I'm not that bothered about academic outcomes - there is a lot more to education and life than attainment targets. Unfortunately the school is!

She can't give up a MFL - in fact I have been told she will have to take it at GCSE. It's not just the spelling - she has a language processing problem which means she can't process the sounds in words properly, and then doesn't store/retrieve them very well. Even if she never had to write a word of Spanish she would still find it all a mystery. I will be fighting the MFL GCSE requirement very hard should we make it that far!

I have been looking into Home Ed a bit. I would rather she stayed at school, but how miserable does she have to be for how long before I decided enough is enough! She told me this morning she feels sick everyday. However I do know from past experience that it takes her a long while to adapt to new things, so I think we will hang on in there for at least the time being, and see if things improve.
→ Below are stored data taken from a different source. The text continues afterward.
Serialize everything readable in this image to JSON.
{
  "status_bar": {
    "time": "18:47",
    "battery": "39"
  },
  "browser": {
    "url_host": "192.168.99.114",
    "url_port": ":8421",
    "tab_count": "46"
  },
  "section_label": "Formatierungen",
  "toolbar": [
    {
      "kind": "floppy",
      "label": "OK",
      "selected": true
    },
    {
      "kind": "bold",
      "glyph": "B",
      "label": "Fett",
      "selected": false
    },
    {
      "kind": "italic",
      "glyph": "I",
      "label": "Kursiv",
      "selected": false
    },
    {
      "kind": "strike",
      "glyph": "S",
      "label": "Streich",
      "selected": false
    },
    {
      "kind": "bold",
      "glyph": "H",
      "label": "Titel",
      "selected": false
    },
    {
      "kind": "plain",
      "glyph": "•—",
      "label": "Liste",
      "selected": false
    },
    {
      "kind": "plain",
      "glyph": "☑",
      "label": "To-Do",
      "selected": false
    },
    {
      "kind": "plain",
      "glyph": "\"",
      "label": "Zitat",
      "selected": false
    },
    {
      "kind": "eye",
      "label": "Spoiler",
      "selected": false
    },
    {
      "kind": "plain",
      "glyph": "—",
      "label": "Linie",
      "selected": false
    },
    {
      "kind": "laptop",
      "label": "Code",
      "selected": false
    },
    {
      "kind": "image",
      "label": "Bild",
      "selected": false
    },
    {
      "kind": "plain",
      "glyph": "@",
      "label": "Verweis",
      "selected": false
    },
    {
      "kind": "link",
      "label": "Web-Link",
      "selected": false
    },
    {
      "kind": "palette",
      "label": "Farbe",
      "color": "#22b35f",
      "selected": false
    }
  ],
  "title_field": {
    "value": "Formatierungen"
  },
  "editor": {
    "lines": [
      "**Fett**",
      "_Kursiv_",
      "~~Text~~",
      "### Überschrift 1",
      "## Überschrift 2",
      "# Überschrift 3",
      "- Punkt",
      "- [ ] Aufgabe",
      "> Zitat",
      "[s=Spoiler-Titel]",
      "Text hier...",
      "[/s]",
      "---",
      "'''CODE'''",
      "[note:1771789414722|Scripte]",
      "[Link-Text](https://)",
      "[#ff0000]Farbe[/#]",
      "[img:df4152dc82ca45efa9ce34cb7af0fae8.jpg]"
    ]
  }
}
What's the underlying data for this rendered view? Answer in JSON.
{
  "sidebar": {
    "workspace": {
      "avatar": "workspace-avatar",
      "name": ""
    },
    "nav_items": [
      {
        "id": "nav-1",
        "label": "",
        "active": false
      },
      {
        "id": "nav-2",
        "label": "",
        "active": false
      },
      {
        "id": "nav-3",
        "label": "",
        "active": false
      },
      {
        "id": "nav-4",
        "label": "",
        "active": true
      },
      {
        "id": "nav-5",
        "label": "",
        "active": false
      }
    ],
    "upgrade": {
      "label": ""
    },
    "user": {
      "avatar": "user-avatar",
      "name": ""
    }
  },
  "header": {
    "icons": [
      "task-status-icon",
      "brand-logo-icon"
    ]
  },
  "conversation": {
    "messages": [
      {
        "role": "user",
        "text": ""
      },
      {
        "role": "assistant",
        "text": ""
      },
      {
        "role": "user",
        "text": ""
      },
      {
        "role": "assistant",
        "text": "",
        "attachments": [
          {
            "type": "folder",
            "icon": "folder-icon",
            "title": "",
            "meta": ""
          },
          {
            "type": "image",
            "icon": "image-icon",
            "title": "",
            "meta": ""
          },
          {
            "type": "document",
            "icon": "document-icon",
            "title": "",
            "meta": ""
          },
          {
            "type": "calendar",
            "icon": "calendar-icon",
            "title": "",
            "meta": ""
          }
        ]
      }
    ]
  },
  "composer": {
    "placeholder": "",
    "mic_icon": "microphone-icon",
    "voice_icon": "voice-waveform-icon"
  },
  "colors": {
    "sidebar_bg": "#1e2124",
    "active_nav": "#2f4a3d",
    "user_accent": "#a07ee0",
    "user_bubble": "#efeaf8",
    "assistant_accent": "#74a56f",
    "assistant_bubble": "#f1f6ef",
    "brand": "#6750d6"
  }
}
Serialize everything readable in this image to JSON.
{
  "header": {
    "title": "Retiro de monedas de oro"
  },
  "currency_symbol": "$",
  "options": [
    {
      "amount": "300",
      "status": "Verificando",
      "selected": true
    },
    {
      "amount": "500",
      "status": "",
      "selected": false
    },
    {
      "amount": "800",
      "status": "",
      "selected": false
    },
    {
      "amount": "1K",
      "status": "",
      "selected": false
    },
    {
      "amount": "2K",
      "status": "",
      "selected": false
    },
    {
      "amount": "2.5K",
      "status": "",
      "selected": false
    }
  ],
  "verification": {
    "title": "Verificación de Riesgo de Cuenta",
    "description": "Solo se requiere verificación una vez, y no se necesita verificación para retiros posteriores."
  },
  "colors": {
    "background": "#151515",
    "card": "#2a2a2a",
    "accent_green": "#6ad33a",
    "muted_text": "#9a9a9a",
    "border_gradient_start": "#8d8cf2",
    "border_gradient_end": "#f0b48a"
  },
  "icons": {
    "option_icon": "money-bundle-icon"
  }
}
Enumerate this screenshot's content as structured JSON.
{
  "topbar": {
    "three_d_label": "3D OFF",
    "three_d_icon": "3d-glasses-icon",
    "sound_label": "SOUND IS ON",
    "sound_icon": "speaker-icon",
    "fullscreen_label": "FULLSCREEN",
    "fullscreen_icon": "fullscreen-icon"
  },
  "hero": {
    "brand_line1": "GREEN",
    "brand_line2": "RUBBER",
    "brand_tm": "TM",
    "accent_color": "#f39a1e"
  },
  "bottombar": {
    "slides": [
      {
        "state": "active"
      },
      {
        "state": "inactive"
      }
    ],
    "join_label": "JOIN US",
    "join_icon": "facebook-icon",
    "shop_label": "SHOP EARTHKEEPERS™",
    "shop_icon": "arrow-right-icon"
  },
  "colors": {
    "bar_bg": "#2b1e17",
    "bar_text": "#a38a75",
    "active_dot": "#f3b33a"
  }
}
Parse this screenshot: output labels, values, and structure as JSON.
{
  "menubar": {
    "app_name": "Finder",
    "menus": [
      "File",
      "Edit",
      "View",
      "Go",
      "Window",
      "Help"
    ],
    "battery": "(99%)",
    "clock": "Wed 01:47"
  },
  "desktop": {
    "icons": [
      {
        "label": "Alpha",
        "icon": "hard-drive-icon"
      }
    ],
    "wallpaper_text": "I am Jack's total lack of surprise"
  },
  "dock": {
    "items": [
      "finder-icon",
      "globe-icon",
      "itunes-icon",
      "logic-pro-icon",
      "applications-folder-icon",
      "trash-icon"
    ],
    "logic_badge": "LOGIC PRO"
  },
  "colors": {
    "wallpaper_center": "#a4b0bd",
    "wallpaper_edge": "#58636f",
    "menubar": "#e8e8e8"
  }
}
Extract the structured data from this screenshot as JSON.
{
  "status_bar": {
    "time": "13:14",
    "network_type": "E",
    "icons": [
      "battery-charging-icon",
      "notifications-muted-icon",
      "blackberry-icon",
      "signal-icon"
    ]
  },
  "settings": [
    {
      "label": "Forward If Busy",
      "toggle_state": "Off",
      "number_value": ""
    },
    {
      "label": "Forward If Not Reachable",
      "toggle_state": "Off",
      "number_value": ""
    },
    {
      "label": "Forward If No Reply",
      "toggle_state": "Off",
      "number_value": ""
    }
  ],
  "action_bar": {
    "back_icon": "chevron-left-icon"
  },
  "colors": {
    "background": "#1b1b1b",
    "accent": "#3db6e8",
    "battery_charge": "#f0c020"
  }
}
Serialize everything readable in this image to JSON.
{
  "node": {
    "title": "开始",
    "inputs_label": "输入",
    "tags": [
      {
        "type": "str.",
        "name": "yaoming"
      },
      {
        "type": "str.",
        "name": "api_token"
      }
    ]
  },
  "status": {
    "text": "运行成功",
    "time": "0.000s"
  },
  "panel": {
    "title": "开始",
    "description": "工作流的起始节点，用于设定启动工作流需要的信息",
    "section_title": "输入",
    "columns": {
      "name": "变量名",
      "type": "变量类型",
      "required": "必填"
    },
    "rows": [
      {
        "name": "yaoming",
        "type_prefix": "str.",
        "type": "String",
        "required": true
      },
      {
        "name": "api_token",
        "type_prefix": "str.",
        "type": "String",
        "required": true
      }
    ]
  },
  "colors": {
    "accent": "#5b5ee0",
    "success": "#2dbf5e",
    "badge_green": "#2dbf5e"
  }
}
This all makes it sound like the school is an awful place - it's not. It has the best pastoral care we could find and most teachers are very concerned to get things right for her. I think the problems with size, noise and pushy expectations are true of all schools, certainly around here, although i wonder if the fact we are in London has anything to do with it. My sister has moved around a bit with her two daughters and find the London schools were far pushier than those outside of London.
kenyancowgirl
Posts: 6738
Joined: Mon Oct 21, 2013 8:59 pm

Re: Very unhappy Yr 7 daughter

Post by kenyancowgirl »

I honestly think a school like the one I pm'd you about would consider your dd VERY carefully - this particular school certainly took a friend's daughter in mid year and gave full financial support as she was diagnosed with dyslexia and struggling at mainstream - they didn't think they would be eligible for any support either - look around for schools that might suit and approach them with your particular daughter - you may be surprised. Certainly the situation doesn't sound great for her particular needs, where she is...
2childmum
Posts: 523
Joined: Sun Jul 27, 2008 4:02 pm
Location: S E London

Re: Very unhappy Yr 7 daughter

Post by 2childmum »

Hi. The school you pm'd me about looked great, but is too far from us, and I wouldn't consider boarding for a variety of reasons. We have looked into all the options within travelling distance - we did it all when we were looking for secondary schools in the first place and this really was the best option for her. The problem partly comes from where we live - not exactly 'inner city' but but close enough to some areas which would probably count as such, so some of the children are coming from quite difficult backgrounds and settling down to learn is not that high on their agenda, understandably so in many cases. One of our nearest schools features on the 'new teachers' programme which has just started on Thursday evenings, showing teach first teachers in difficult schools.

DD came home yesterday in a much better mood - even though last lesson had been a science test - the teacher had enlarged the rather small test paper to make it easier for DD, which isn't something we have mentioned at all but which did help her. That's 2 days in a row she has come home happier - still doesn't want to go in the morning though!